On the heels of a very close bowling match, Ralph Christoph takes the time to have a chat with us about why he keeps coming back to SPOT and what he thinks is great about the Danish music showcase and seminar.


Ralph H. Christoph, co-founder and program director of c/o pop festival in Cologne, Germany. Photo: Mikkel Wenzel Andreasen

Why are you at SPOT?

“This year I’m honored to have been invited to come speak here at one the seminars; I haven’t been to SPOT in a couple of years, but I’m glad to be back.”

What’s so appealing about coming to SPOT?

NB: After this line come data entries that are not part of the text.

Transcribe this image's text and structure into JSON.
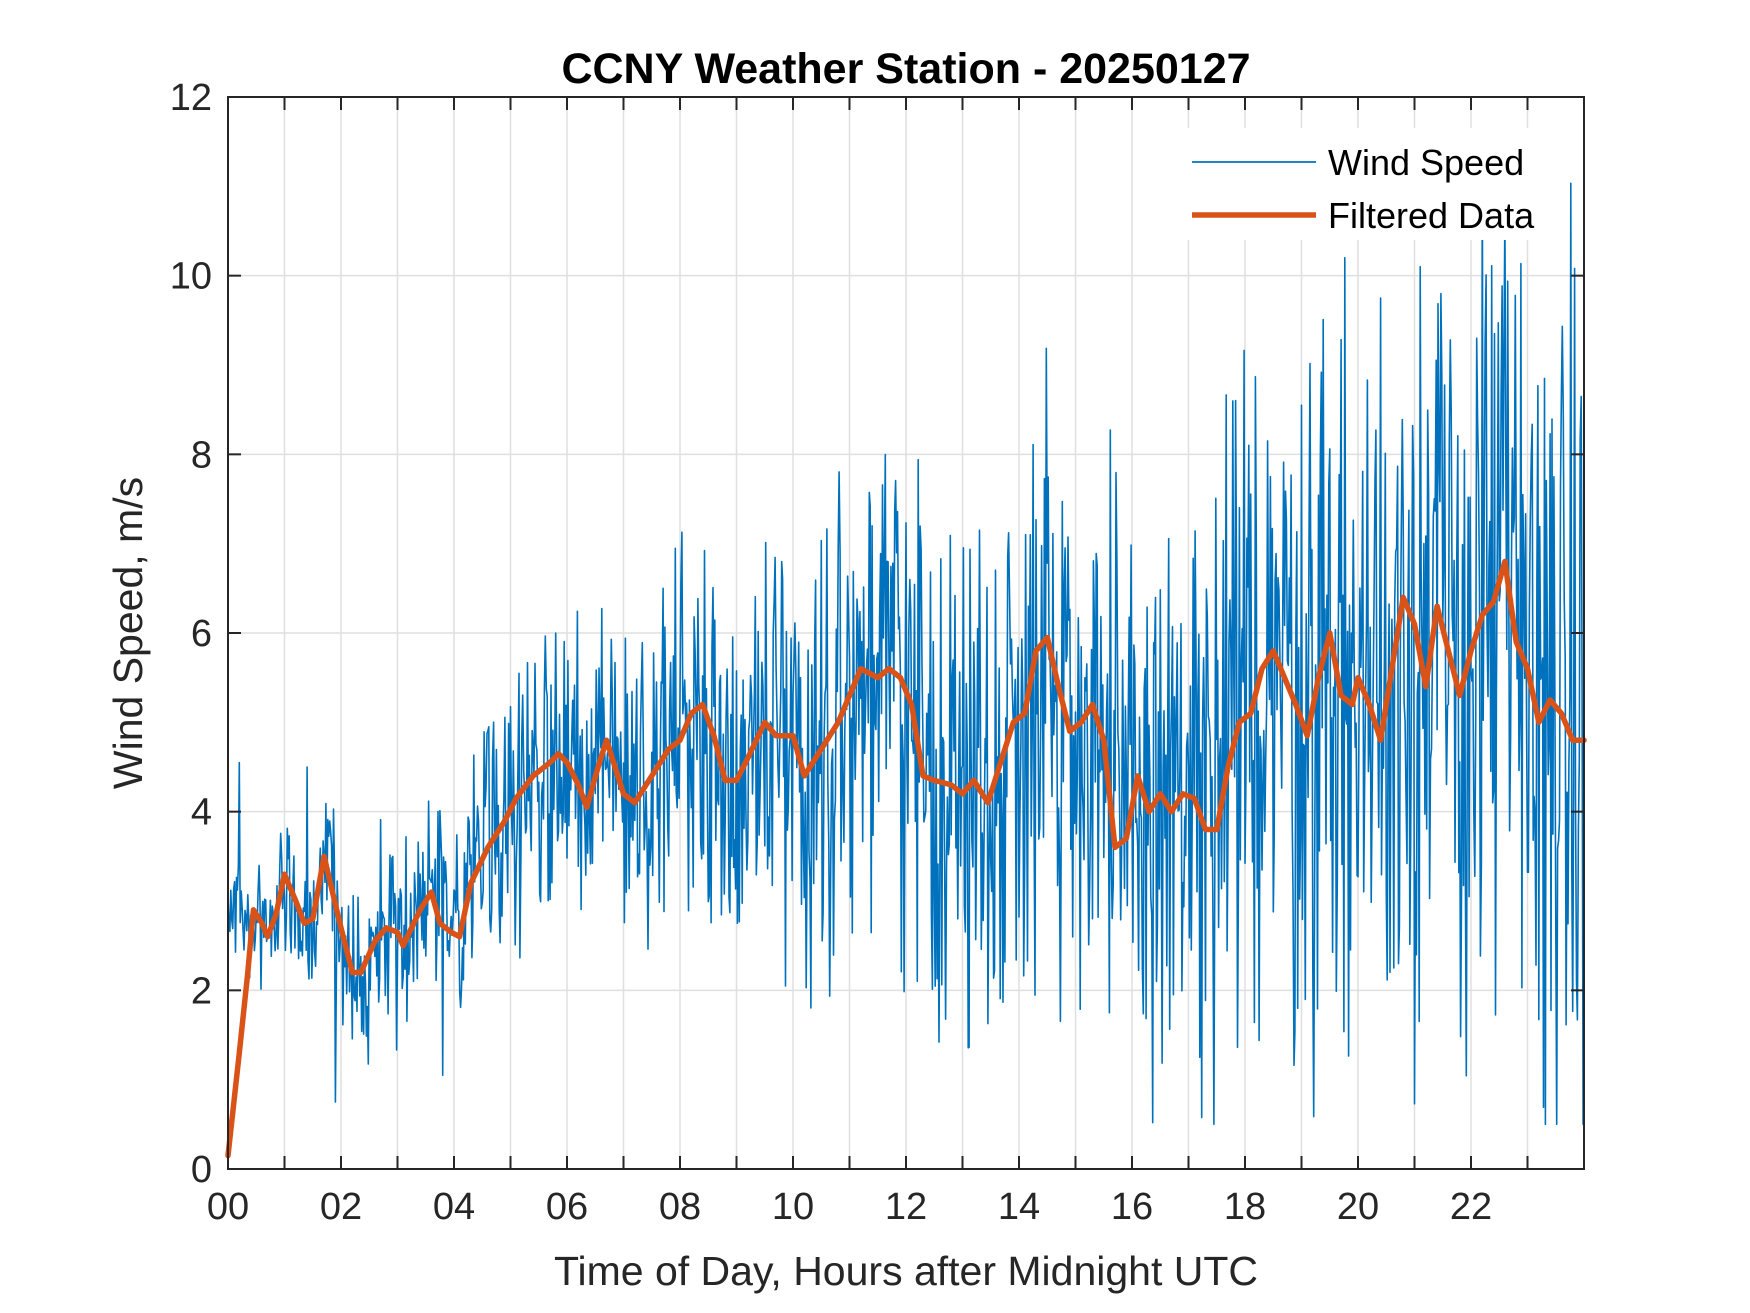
{
  "chart_data": {
    "type": "line",
    "title": "CCNY Weather Station - 20250127",
    "xlabel": "Time of Day, Hours after Midnight UTC",
    "ylabel": "Wind Speed, m/s",
    "xlim": [
      0,
      24
    ],
    "ylim": [
      0,
      12
    ],
    "grid": true,
    "legend_position": "top-right",
    "x_ticks": [
      0,
      2,
      4,
      6,
      8,
      10,
      12,
      14,
      16,
      18,
      20,
      22
    ],
    "x_tick_labels": [
      "00",
      "02",
      "04",
      "06",
      "08",
      "10",
      "12",
      "14",
      "16",
      "18",
      "20",
      "22"
    ],
    "x_minor_grid_step_hours": 1,
    "y_ticks": [
      0,
      2,
      4,
      6,
      8,
      10,
      12
    ],
    "y_tick_labels": [
      "0",
      "2",
      "4",
      "6",
      "8",
      "10",
      "12"
    ],
    "series": [
      {
        "name": "Wind Speed",
        "color": "#0072BD",
        "style": "thin",
        "description": "Raw 1-minute wind speed, noisy; approximate envelope shown by min/max and key spikes",
        "sample_interval_hours": 0.0166667,
        "notable_points": [
          {
            "x": 0.2,
            "y": 4.55
          },
          {
            "x": 1.4,
            "y": 4.5
          },
          {
            "x": 1.9,
            "y": 0.75
          },
          {
            "x": 3.8,
            "y": 1.05
          },
          {
            "x": 5.8,
            "y": 6.0
          },
          {
            "x": 7.7,
            "y": 6.5
          },
          {
            "x": 9.8,
            "y": 6.8
          },
          {
            "x": 10.8,
            "y": 6.95
          },
          {
            "x": 11.4,
            "y": 7.2
          },
          {
            "x": 14.2,
            "y": 7.1
          },
          {
            "x": 15.6,
            "y": 1.75
          },
          {
            "x": 17.2,
            "y": 1.25
          },
          {
            "x": 18.4,
            "y": 8.15
          },
          {
            "x": 19.0,
            "y": 8.55
          },
          {
            "x": 20.4,
            "y": 9.75
          },
          {
            "x": 21.1,
            "y": 10.1
          },
          {
            "x": 22.1,
            "y": 9.3
          },
          {
            "x": 23.3,
            "y": 8.85
          },
          {
            "x": 24.0,
            "y": 2.45
          }
        ]
      },
      {
        "name": "Filtered Data",
        "color": "#D95319",
        "style": "thick",
        "x": [
          0.0,
          0.2,
          0.35,
          0.45,
          0.6,
          0.7,
          0.85,
          1.0,
          1.2,
          1.35,
          1.5,
          1.7,
          1.85,
          2.0,
          2.2,
          2.35,
          2.6,
          2.8,
          3.0,
          3.1,
          3.4,
          3.6,
          3.75,
          3.95,
          4.1,
          4.3,
          4.6,
          4.9,
          5.1,
          5.4,
          5.7,
          5.85,
          6.0,
          6.2,
          6.35,
          6.55,
          6.7,
          6.85,
          7.0,
          7.2,
          7.5,
          7.8,
          8.0,
          8.2,
          8.4,
          8.6,
          8.8,
          9.0,
          9.2,
          9.5,
          9.7,
          10.0,
          10.2,
          10.5,
          10.8,
          11.0,
          11.2,
          11.5,
          11.7,
          11.9,
          12.1,
          12.3,
          12.5,
          12.8,
          13.0,
          13.2,
          13.45,
          13.7,
          13.9,
          14.1,
          14.3,
          14.5,
          14.7,
          14.9,
          15.1,
          15.3,
          15.5,
          15.7,
          15.9,
          16.1,
          16.3,
          16.5,
          16.7,
          16.9,
          17.1,
          17.3,
          17.5,
          17.7,
          17.9,
          18.1,
          18.3,
          18.5,
          18.7,
          18.9,
          19.1,
          19.3,
          19.5,
          19.7,
          19.9,
          20.0,
          20.2,
          20.4,
          20.6,
          20.8,
          21.0,
          21.2,
          21.4,
          21.6,
          21.8,
          22.0,
          22.2,
          22.4,
          22.6,
          22.8,
          23.0,
          23.2,
          23.4,
          23.6,
          23.8,
          24.0
        ],
        "values": [
          0.15,
          1.3,
          2.2,
          2.9,
          2.75,
          2.6,
          2.85,
          3.3,
          3.0,
          2.75,
          2.8,
          3.5,
          3.1,
          2.7,
          2.2,
          2.2,
          2.55,
          2.7,
          2.65,
          2.5,
          2.9,
          3.1,
          2.75,
          2.65,
          2.6,
          3.2,
          3.6,
          3.9,
          4.15,
          4.4,
          4.55,
          4.65,
          4.55,
          4.3,
          4.05,
          4.5,
          4.8,
          4.5,
          4.2,
          4.1,
          4.4,
          4.7,
          4.8,
          5.1,
          5.2,
          4.85,
          4.35,
          4.35,
          4.6,
          5.0,
          4.85,
          4.85,
          4.4,
          4.7,
          5.0,
          5.3,
          5.6,
          5.5,
          5.6,
          5.5,
          5.2,
          4.4,
          4.35,
          4.3,
          4.2,
          4.35,
          4.1,
          4.6,
          5.0,
          5.1,
          5.8,
          5.95,
          5.4,
          4.9,
          5.0,
          5.2,
          4.8,
          3.6,
          3.7,
          4.4,
          4.0,
          4.2,
          4.0,
          4.2,
          4.15,
          3.8,
          3.8,
          4.5,
          5.0,
          5.1,
          5.6,
          5.8,
          5.5,
          5.2,
          4.85,
          5.5,
          6.0,
          5.3,
          5.2,
          5.5,
          5.2,
          4.8,
          5.6,
          6.4,
          6.1,
          5.4,
          6.3,
          5.8,
          5.3,
          5.8,
          6.2,
          6.35,
          6.8,
          5.9,
          5.6,
          5.0,
          5.25,
          5.1,
          4.8,
          4.8
        ]
      }
    ]
  }
}
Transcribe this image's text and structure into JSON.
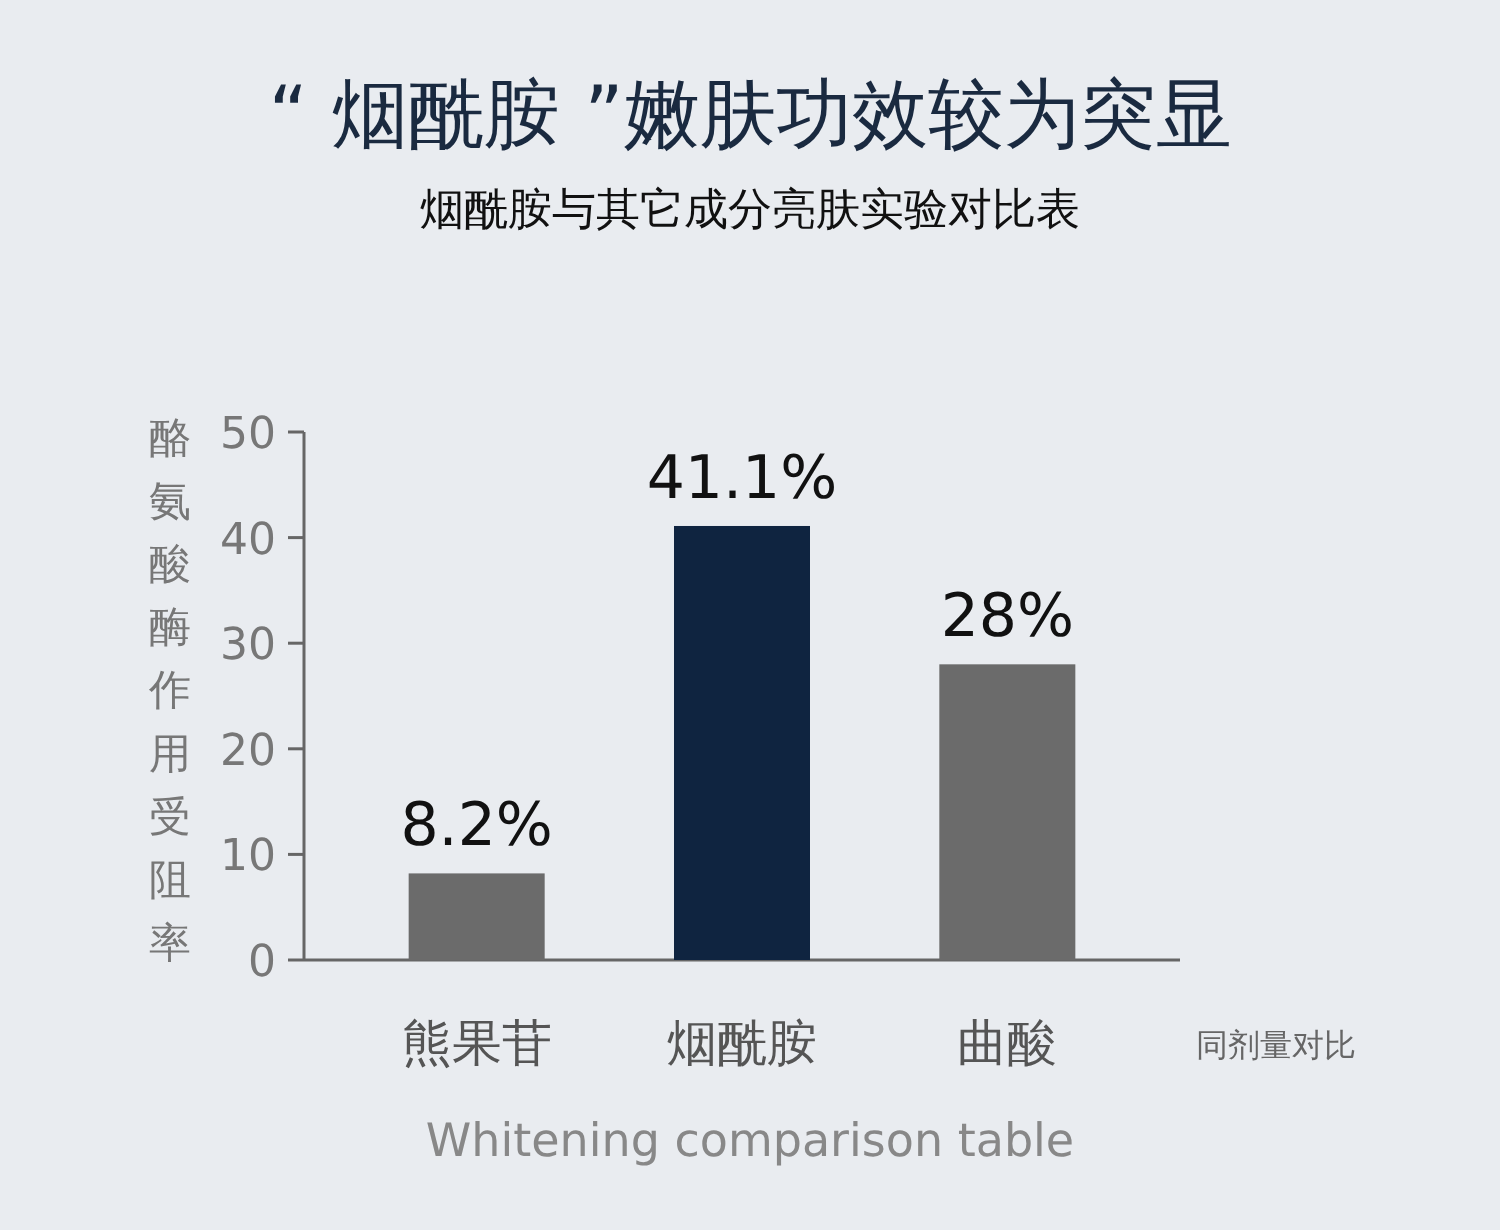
{
  "chart_data": {
    "type": "bar",
    "title": "“ 烟酰胺 ”嫩肤功效较为突显",
    "subtitle": "烟酰胺与其它成分亮肤实验对比表",
    "ylabel": "酪氨酸酶作用受阻率",
    "categories": [
      "熊果苷",
      "烟酰胺",
      "曲酸"
    ],
    "values": [
      8.2,
      41.1,
      28
    ],
    "colors": [
      "#6b6b6b",
      "#0f2440",
      "#6b6b6b"
    ],
    "value_labels": [
      "8.2%",
      "41.1%",
      "28%"
    ],
    "ylim": [
      0,
      50
    ],
    "yticks": [
      0,
      10,
      20,
      30,
      40,
      50
    ],
    "annotations": [
      "同剂量对比",
      "Whitening comparison table"
    ]
  }
}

“Everything is so close together: Hotels, markets, the music and the people. And there are a lot of people I know, so it’s very social, which I think is important to a successful festival. A good conference is 30-40 percent mingling and socializing with the others. I’ve already heard a lot of the seminars before, so to me it’s the people I meet that makes it all a success. And meeting the people face to face, who I’ve talked to, but never meet. In this day and age, we rely on e-mails and maybe an occasional Skype-call. The personal meetings are so very important, and I think SPOT is great at facilitating that.”


What’s difficult about SPOT?

“The thing you have to realize before even showing up is, that you can’t be everywhere all the time. Don’t try to fool yourself. This year I’ve prioritized networking and that means I haven’t really had time to listen to any of the music. I saw maybe two bands yesterday, but that’s about it. It’s a shame, really. I am the co-founder of the c/o pop festival in Cologne, which is similar to SPOT in having both seminars and upcoming music. So of course, I want to experience both music and seminars here to get inspiration and see, if there’re any interesting acts for our festival.”

Is the music different at SPOT?

“I’ve known MXD for many years, and I first attended SPOT on Denmark many years ago, and Scandinavian artists are very good. Along with the music infrastructure in Denmark, it makes it easy to get to work with the artists.”

“There are differences, though, the Norwegian or Finnish artists differ from the Danish artists. Danish artists have the advantage, that English is like a second or even first language to them, so that makes them very marketable as opposed to the purely German or French speaking bands. Danish artists are also very easy to work with. It’s like they have perhaps three parts Scandinavian in them, but they also have some British, some German, they just have a lot of appeal to everyone. Just look at the size of the country and how many internationally known artists. I don’t know what it is, but music from Denmark works.”

What’s on the agenda now?

“I have to get ready for my seminar in about an hour, and I think I have to try and make it very entertaining. Everyone has already had a day and a half of seminars, so everyone is a little tired by now. After that, I think I need to check out the app, see what’s happening and experience as much as I can of the remaining festival before I leave tomorrow.”